This week, FDA advisors will be meeting to discuss, among other things, if the COVID vaccine should be switched to a yearly schedule. I think this is a bad idea, and instead, we should give people the option to get boosted every six months.
The reality of our current COVID (non-)response is vaccination is the only mitigation strategy we have in the U.S. Unlike Davos attendees, most Americans have not experienced improvements in ventilation. Tests are still too expensive (in no small part due to the new White House Chief of Staff Zients), and many employers frankly don’t care if you test positive. Masking is non-existent in most places in the U.S. (and even actively discouraged in some places–because too many people are assholes). Meanwhile, we are not funding a Warp Speed 2.0 for either intranasal vaccines or vaccines that also contain nucleocapsid as an antigen.

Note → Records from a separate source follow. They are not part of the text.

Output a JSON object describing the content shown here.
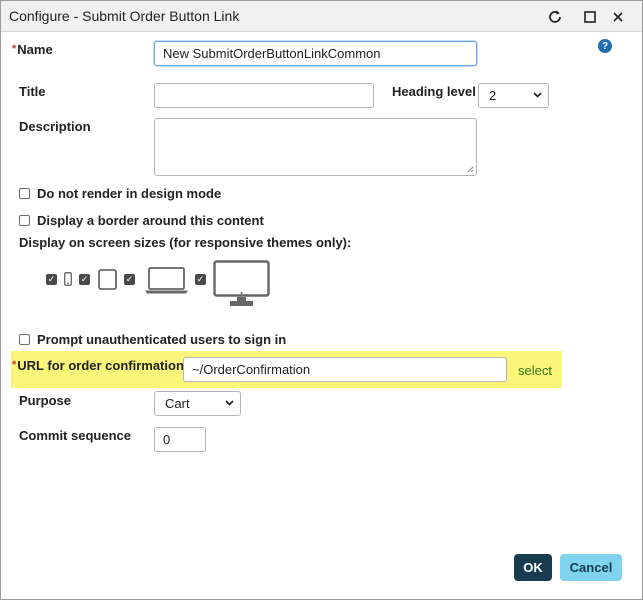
{
  "window": {
    "title": "Configure - Submit Order Button Link",
    "icons": [
      "refresh-icon",
      "maximize-icon",
      "close-icon"
    ]
  },
  "help": {
    "glyph": "?"
  },
  "form": {
    "name": {
      "required_mark": "*",
      "label": "Name",
      "value": "New SubmitOrderButtonLinkCommon"
    },
    "title": {
      "label": "Title",
      "value": ""
    },
    "heading_level": {
      "label": "Heading level",
      "value": "2"
    },
    "description": {
      "label": "Description",
      "value": ""
    },
    "do_not_render": {
      "label": "Do not render in design mode",
      "checked": false
    },
    "display_border": {
      "label": "Display a border around this content",
      "checked": false
    },
    "screen_sizes": {
      "label": "Display on screen sizes (for responsive themes only):",
      "devices": [
        {
          "name": "phone",
          "checked": true
        },
        {
          "name": "tablet",
          "checked": true
        },
        {
          "name": "laptop",
          "checked": true
        },
        {
          "name": "desktop",
          "checked": true
        }
      ]
    },
    "prompt_sign_in": {
      "label": "Prompt unauthenticated users to sign in",
      "checked": false
    },
    "url_confirmation": {
      "required_mark": "*",
      "label": "URL for order confirmation",
      "value": "~/OrderConfirmation",
      "select_label": "select"
    },
    "purpose": {
      "label": "Purpose",
      "value": "Cart"
    },
    "commit_sequence": {
      "label": "Commit sequence",
      "value": "0"
    }
  },
  "buttons": {
    "ok": "OK",
    "cancel": "Cancel"
  },
  "colors": {
    "highlight": "#fbf57a",
    "ok_bg": "#173b4f",
    "cancel_bg": "#7fd3ef",
    "link": "#2e7d1f",
    "help": "#1f6fae"
  }
}
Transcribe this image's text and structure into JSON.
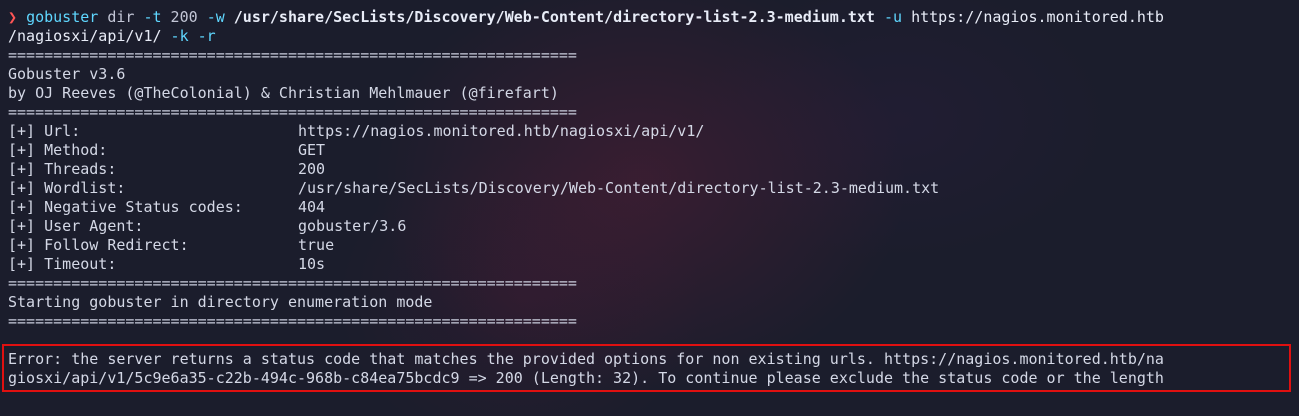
{
  "command": {
    "prompt_symbol": "❯",
    "program": "gobuster",
    "args1": " dir ",
    "flag_t": "-t",
    "threads": " 200 ",
    "flag_w": "-w",
    "wordlist_path": " /usr/share/SecLists/Discovery/Web-Content/directory-list-2.3-medium.txt",
    "flag_u": " -u",
    "url_part1": " https://nagios.monitored.htb",
    "url_part2": "/nagiosxi/api/v1/",
    "flag_k": " -k",
    "flag_r": " -r"
  },
  "separator": "===============================================================",
  "banner": {
    "title": "Gobuster v3.6",
    "authors": "by OJ Reeves (@TheColonial) & Christian Mehlmauer (@firefart)"
  },
  "config": [
    {
      "key": "[+] Url:",
      "value": "https://nagios.monitored.htb/nagiosxi/api/v1/"
    },
    {
      "key": "[+] Method:",
      "value": "GET"
    },
    {
      "key": "[+] Threads:",
      "value": "200"
    },
    {
      "key": "[+] Wordlist:",
      "value": "/usr/share/SecLists/Discovery/Web-Content/directory-list-2.3-medium.txt"
    },
    {
      "key": "[+] Negative Status codes:",
      "value": "404"
    },
    {
      "key": "[+] User Agent:",
      "value": "gobuster/3.6"
    },
    {
      "key": "[+] Follow Redirect:",
      "value": "true"
    },
    {
      "key": "[+] Timeout:",
      "value": "10s"
    }
  ],
  "status": "Starting gobuster in directory enumeration mode",
  "error": {
    "line1": "Error: the server returns a status code that matches the provided options for non existing urls. https://nagios.monitored.htb/na",
    "line2": "giosxi/api/v1/5c9e6a35-c22b-494c-968b-c84ea75bcdc9 => 200 (Length: 32). To continue please exclude the status code or the length"
  },
  "colors": {
    "background": "#1b1d2c",
    "prompt": "#ff5555",
    "command": "#5fd7ff",
    "highlight_box": "#e01010"
  }
}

So, like I said, vaccination is the sole prevention strategy. People can not afford to miss work for two to three weeks as the COVID safety net has been slashed, never mind what would happen if they contract long COVID. Others have caretaking responsibilities–and I doubt the FDA advisory board is going to pitch in and make some visits on your behalf.
To the extent a booster shot provides additional protection against infection (not just severe acute disease), even if only for a few months after the booster, the lived reality for many Americans is they need that protection as limited as it is because they have been abandoned.
You can’t make vaccination the centerpiece of your COVID (sort of) prevention strategy, and then not let people access it.
Unfortunately, the FDA advisors, throughout the entire pandemic, appear to have normative assumptions (what ought to be) that are massively out of sync with many Americans, so I’m preparing myself to be disappointed once again.